- Born: 16 June 1947 Warsaw, Poland
- Died: 6 April 2005 (age 57) Warsaw, Poland
- Instrument: violin

= Mirosław Ławrynowicz =

Mirosław Ławrynowicz (born June 16, 1947, in Warsaw, Poland and died April 6, 2005, in Warsaw, Poland) was a Polish violinist and teacher.

== Biography ==

=== Youth ===
Ławrynowicz was born on 16 June 1947 in Warsaw. He finished the National High School of Music in 1975 (currently the Chopin University of Music) and studied musicology at the University of Warsaw. He continued learning the violin with Jean Fournier in France and Wolfgang Marschner in Germany.

=== Career ===
Throughout his career Ławrynowicz performed in multiple recitals, played with many orchestras, and performed solos in Poland as well as in Austria, Bulgaria, Czechoslovakia, Cuba, Finland, France, Germany, Hungary, Italy, Netherlands, Spain, Sweden, the United States (among others in Carnegie Hall), and Yugoslavia. He also frequently recorded for the second program of the Polish Radio. Ławrynowicz also made many steps as a publicist, he prepared for print pieces by renowned Polish composers such as Karol Lipiński and Henryk Wieniawski.

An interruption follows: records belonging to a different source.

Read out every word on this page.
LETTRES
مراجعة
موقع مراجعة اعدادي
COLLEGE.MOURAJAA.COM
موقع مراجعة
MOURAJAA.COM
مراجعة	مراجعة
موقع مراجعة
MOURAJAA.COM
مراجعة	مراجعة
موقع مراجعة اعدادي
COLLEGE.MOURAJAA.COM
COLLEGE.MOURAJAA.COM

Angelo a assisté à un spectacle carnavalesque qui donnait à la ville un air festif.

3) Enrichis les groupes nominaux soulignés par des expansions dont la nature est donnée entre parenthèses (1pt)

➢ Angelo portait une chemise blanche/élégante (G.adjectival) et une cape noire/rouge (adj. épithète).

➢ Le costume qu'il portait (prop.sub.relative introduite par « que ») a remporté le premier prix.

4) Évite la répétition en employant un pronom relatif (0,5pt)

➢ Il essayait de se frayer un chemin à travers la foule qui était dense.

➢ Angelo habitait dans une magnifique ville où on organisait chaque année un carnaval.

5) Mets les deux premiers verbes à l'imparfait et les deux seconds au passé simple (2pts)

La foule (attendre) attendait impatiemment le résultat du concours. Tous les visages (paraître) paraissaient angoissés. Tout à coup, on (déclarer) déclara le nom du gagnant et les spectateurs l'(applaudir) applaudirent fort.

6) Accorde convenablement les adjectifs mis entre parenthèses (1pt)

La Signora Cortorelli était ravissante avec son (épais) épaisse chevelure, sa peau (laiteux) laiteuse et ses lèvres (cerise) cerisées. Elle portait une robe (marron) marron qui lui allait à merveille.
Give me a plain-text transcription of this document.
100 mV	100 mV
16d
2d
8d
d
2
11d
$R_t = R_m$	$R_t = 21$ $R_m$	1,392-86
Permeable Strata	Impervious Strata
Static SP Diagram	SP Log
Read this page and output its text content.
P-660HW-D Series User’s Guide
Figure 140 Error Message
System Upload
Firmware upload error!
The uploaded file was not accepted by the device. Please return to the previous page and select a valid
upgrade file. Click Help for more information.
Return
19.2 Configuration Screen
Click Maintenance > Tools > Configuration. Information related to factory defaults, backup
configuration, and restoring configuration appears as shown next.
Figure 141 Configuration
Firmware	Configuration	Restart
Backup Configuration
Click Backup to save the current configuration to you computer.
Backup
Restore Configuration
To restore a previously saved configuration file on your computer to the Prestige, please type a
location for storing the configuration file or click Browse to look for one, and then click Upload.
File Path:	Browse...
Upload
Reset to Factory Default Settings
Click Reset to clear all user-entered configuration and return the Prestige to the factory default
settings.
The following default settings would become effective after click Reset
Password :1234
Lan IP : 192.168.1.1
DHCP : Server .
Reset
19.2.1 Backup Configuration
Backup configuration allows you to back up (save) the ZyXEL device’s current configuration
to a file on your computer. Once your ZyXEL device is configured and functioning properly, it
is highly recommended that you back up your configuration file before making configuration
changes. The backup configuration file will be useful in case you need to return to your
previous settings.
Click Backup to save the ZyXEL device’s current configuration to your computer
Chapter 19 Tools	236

Ławrynowicz was also highly successful in many international music competitions. He was a laureate of the International Modern Music Contest in Rotterdam in 1973 (in the category of string quartet ), the International Bayerischer Rundfunk Contest in Munich in 1974 (in the category of violin - piano duet, with his wife Krystya Makowska-Ławrynowicz on piano), the International Podium of Young Musicians in Paris in 1980, and the International Music Contest in Belgrade in 1982.

Ławrynowicz served on the juries in multiple of local and international music competitions including:

- Groblicz Family International Violin Competition in Kraków (August 1996)
- Stanisław Serwaczyński Competition for Young Violinists in Lublin (September 1996)
- International Violin Competition in Kloster-Schöntal (July/August 1997)pp
- Louis Spohr International Violin Competition in Freiburg (August 1997)
- Karol Szymanowski International Competition i Łódź (September 1997)
- Aleksandra Januszajtis Polish Violin Competition (November 1997)
- International Competition for Young Violinists (three times)
- International Competition of String Quartets in Sondershausen (twice)

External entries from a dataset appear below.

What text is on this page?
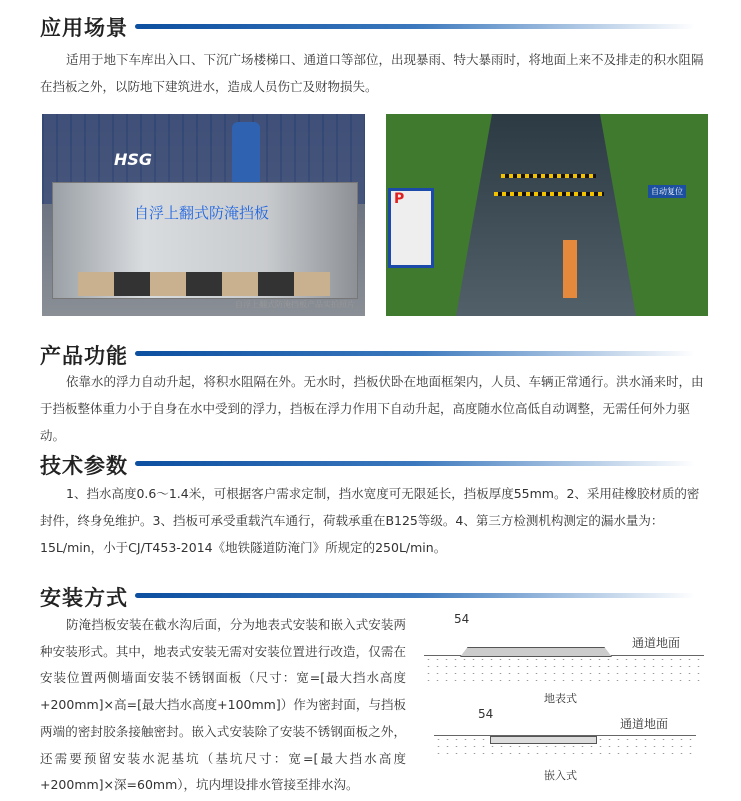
应用场景
适用于地下车库出入口、下沉广场楼梯口、通道口等部位，出现暴雨、特大暴雨时，将地面上来不及排走的积水阻隔在挡板之外，以防地下建筑进水，造成人员伤亡及财物损失。
HSG
自浮上翻式防淹挡板
自浮上翻式防淹挡板产品实拍照片
P	自动复位
产品功能
依靠水的浮力自动升起，将积水阻隔在外。无水时，挡板伏卧在地面框架内，人员、车辆正常通行。洪水涌来时，由于挡板整体重力小于自身在水中受到的浮力，挡板在浮力作用下自动升起，高度随水位高低自动调整，无需任何外力驱动。
技术参数
1、挡水高度0.6～1.4米，可根据客户需求定制，挡水宽度可无限延长，挡板厚度55mm。2、采用硅橡胶材质的密封件，终身免维护。3、挡板可承受重载汽车通行，荷载承重在B125等级。4、第三方检测机构测定的漏水量为：15L/min，小于CJ/T453-2014《地铁隧道防淹门》所规定的250L/min。
安装方式
防淹挡板安装在截水沟后面，分为地表式安装和嵌入式安装两种安装形式。其中，地表式安装无需对安装位置进行改造，仅需在安装位置两侧墙面安装不锈钢面板（尺寸：宽=[最大挡水高度+200mm]×高=[最大挡水高度+100mm]）作为密封面，与挡板两端的密封胶条接触密封。嵌入式安装除了安装不锈钢面板之外，还需要预留安装水泥基坑（基坑尺寸：宽=[最大挡水高度+200mm]×深=60mm），坑内埋设排水管接至排水沟。
54
通道地面
地表式
54
通道地面
嵌入式
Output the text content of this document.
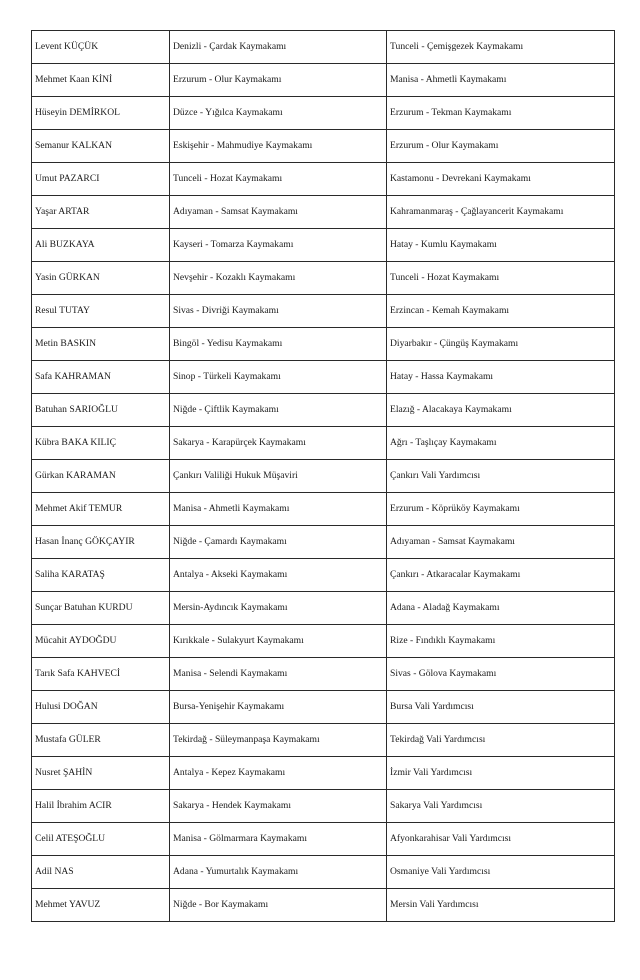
Levent KÜÇÜK	Denizli - Çardak Kaymakamı	Tunceli - Çemişgezek Kaymakamı
Mehmet Kaan KİNİ	Erzurum - Olur Kaymakamı	Manisa - Ahmetli Kaymakamı
Hüseyin DEMİRKOL	Düzce - Yığılca Kaymakamı	Erzurum - Tekman Kaymakamı
Semanur KALKAN	Eskişehir - Mahmudiye Kaymakamı	Erzurum - Olur Kaymakamı
Umut PAZARCI	Tunceli - Hozat Kaymakamı	Kastamonu - Devrekani Kaymakamı
Yaşar ARTAR	Adıyaman - Samsat Kaymakamı	Kahramanmaraş - Çağlayancerit Kaymakamı
Ali BUZKAYA	Kayseri - Tomarza Kaymakamı	Hatay - Kumlu Kaymakamı
Yasin GÜRKAN	Nevşehir - Kozaklı Kaymakamı	Tunceli - Hozat Kaymakamı
Resul TUTAY	Sivas - Divriği Kaymakamı	Erzincan - Kemah Kaymakamı
Metin BASKIN	Bingöl - Yedisu Kaymakamı	Diyarbakır - Çüngüş Kaymakamı
Safa KAHRAMAN	Sinop - Türkeli Kaymakamı	Hatay - Hassa Kaymakamı
Batuhan SARIOĞLU	Niğde - Çiftlik Kaymakamı	Elazığ - Alacakaya Kaymakamı
Kübra BAKA KILIÇ	Sakarya - Karapürçek Kaymakamı	Ağrı - Taşlıçay Kaymakamı
Gürkan KARAMAN	Çankırı Valiliği Hukuk Müşaviri	Çankırı Vali Yardımcısı
Mehmet Akif TEMUR	Manisa - Ahmetli Kaymakamı	Erzurum - Köprüköy Kaymakamı
Hasan İnanç GÖKÇAYIR	Niğde - Çamardı Kaymakamı	Adıyaman - Samsat Kaymakamı
Saliha KARATAŞ	Antalya - Akseki Kaymakamı	Çankırı - Atkaracalar Kaymakamı
Sunçar Batuhan KURDU	Mersin-Aydıncık Kaymakamı	Adana - Aladağ Kaymakamı
Mücahit AYDOĞDU	Kırıkkale - Sulakyurt Kaymakamı	Rize - Fındıklı Kaymakamı
Tarık Safa KAHVECİ	Manisa - Selendi Kaymakamı	Sivas - Gölova Kaymakamı
Hulusi DOĞAN	Bursa-Yenişehir Kaymakamı	Bursa Vali Yardımcısı
Mustafa GÜLER	Tekirdağ - Süleymanpaşa Kaymakamı	Tekirdağ Vali Yardımcısı
Nusret ŞAHİN	Antalya - Kepez Kaymakamı	İzmir Vali Yardımcısı
Halil İbrahim ACIR	Sakarya - Hendek Kaymakamı	Sakarya Vali Yardımcısı
Celil ATEŞOĞLU	Manisa - Gölmarmara Kaymakamı	Afyonkarahisar Vali Yardımcısı
Adil NAS	Adana - Yumurtalık Kaymakamı	Osmaniye Vali Yardımcısı
Mehmet YAVUZ	Niğde - Bor Kaymakamı	Mersin Vali Yardımcısı
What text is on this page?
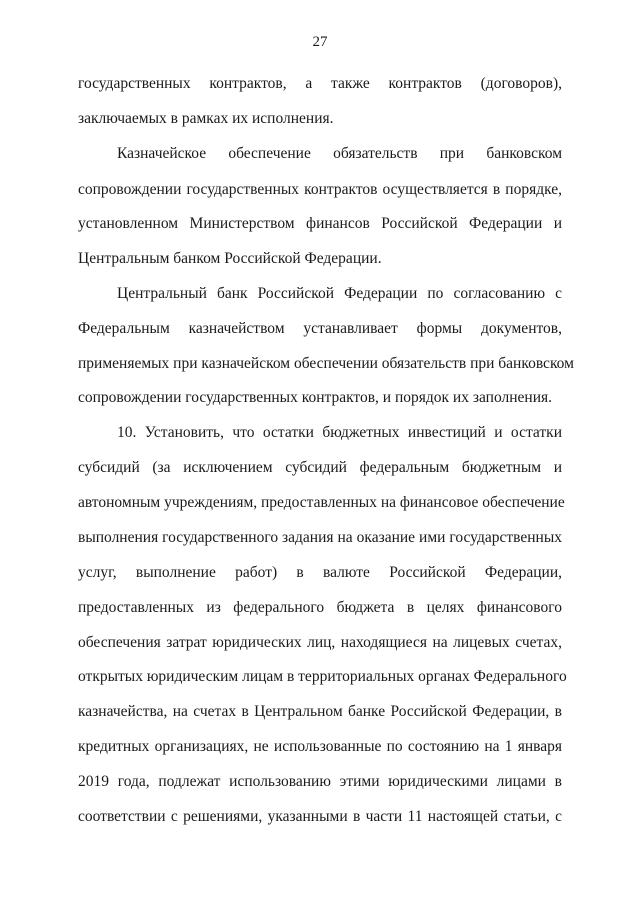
27
государственных контрактов, а также контрактов (договоров),
заключаемых в рамках их исполнения.
Казначейское обеспечение обязательств при банковском
сопровождении государственных контрактов осуществляется в порядке,
установленном Министерством финансов Российской Федерации и
Центральным банком Российской Федерации.
Центральный банк Российской Федерации по согласованию с
Федеральным казначейством устанавливает формы документов,
применяемых при казначейском обеспечении обязательств при банковском
сопровождении государственных контрактов, и порядок их заполнения.
10. Установить, что остатки бюджетных инвестиций и остатки
субсидий (за исключением субсидий федеральным бюджетным и
автономным учреждениям, предоставленных на финансовое обеспечение
выполнения государственного задания на оказание ими государственных
услуг, выполнение работ) в валюте Российской Федерации,
предоставленных из федерального бюджета в целях финансового
обеспечения затрат юридических лиц, находящиеся на лицевых счетах,
открытых юридическим лицам в территориальных органах Федерального
казначейства, на счетах в Центральном банке Российской Федерации, в
кредитных организациях, не использованные по состоянию на 1 января
2019 года, подлежат использованию этими юридическими лицами в
соответствии с решениями, указанными в части 11 настоящей статьи, с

Since 1993 Ławrynowicz was the artistic director and professor of Musical Courses in Łańcut, as well as Musical Workshops in Zakopane which were intended for recipients of scholarships from the Polish Children's Fund. He was a co-organizers and professor at Springtime Courses in Goch, Germany and a professor at Musical Courses for students from Japan at the Chopin University of Music (August 1997). Ławrynowicz was also a professor at a courses for students at Montclair University in New Jersey (October 1997).

Among other awards Ławrynowicz was presented the Medal of the Educational Commission (KEN), the Polish Cross of Merit, as well as diplomas from the Polish Ministry of Foreign Affairs for promoting Polish culture abroad and from the Polish Ministry of Culture for helping in the support of talented youth. He was also decorated as Meritorious for Polish Culture.

He began lecturing as a professor at the Chopin University of Music in 1997. As a professor, Ławrynowicz taught Polish musicians such as Monika Jarecka, Andrzej Gębski, Ryszard Groblewski, Dobrosława Siudmak, Agnieszka Marucha, Maria Machowska, Krzysztof Specjał, and Janusz Wawrowski.